Plan Premium Predictor Form
We didn't understand insurance and realized most people don't.
What it does
InsurED with Doge Senpai aims to educate about health insurance and the factors influencing premium costs. We broke the problem into two core goals:
- Training an accurate machine learning model to gain insights to the data we were provided
- Explaining and visualizing those insights in a clear and approachable manner Check out how these came together at doge-senpai.herokuapp.com
How we built it
We downloaded all of the data, which were 4 data sets (of which 3 were important). Then we manually joined the data to create a 1.7GB data set. We noticed that the preconditions were lists stored as strings so we collected all possible categories and encoded each of the conditions as a binary vector. Next we normalized all of the data to be in the range of -1 and 1 (by taking the min and max for each parameter) so that our machine learning algorithms could perform well on the data. The data was segmented into a training set of 1M examples and a test set of 480k examples.
Now with a normalized data set, we were ready to learn! Our goal was to learn a regression model for each of the premiums. First we experimented with linear classifiers with decent results. We used a linear classifier with LASSO regularization in order to find the most meaningful features. Then we tried an SVM with RBF kernel but we had too much data for it to finish learning. Finally we experimented with deep learning. After messing around with multiple models, we settled on a one layer network with 300 units and ReLu activation using squared error loss. This yielded a regression model with 99.6% accuracy on the test set.
Meanwhile, we were playing with the data in Tableau and making graphs to gain more insight from the data. Many of the insights matched what we learned from the weights in LASSO.

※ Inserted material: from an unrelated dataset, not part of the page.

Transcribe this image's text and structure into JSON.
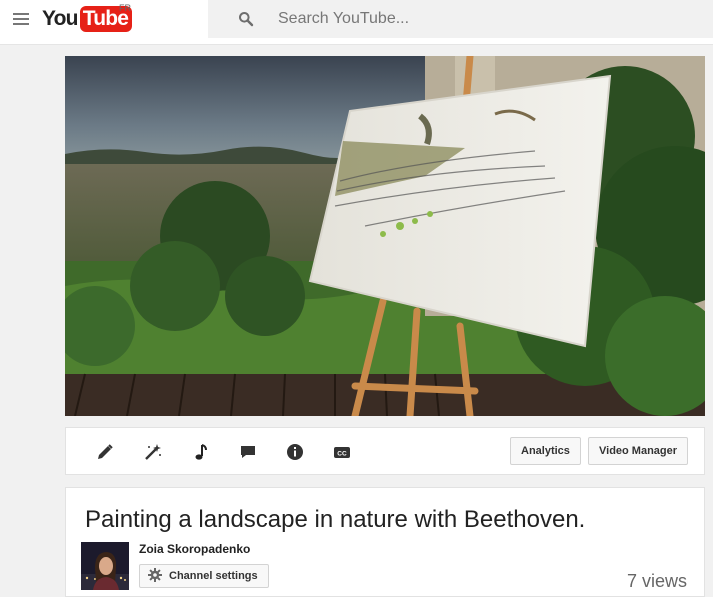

Last of all we made the classifier as a web service and made a Flask web app to display our results.
Challenges we ran into
- data not appearing in D3
- slow wifi
- everything taking a long time because of the massive size of the data set
- not including smoking as a feature at first by accident and having the neural network have 10% less accuracy than we could have had... oops
Accomplishments that we're proud of
- successfully using machine learning :flushed:
- successfully counted 18 preconditions :thinking:
- plotting graphs finally
- getting an ML model with 99% accuracy and hosted online for prediction
- key insights from the data
What we learned
- a lot of machine learning
- BMI of 80 is apparently possible
- apparently everyone that has insurance is rich
- old people live exclusively live on the east coast
- move to Seattle to save money
- smoking saves you money on your premium
What's next for InsurED with Doge Senpai
- more insights
- more graphs
- more doge
- much wow
- meme3 coming to a town near you...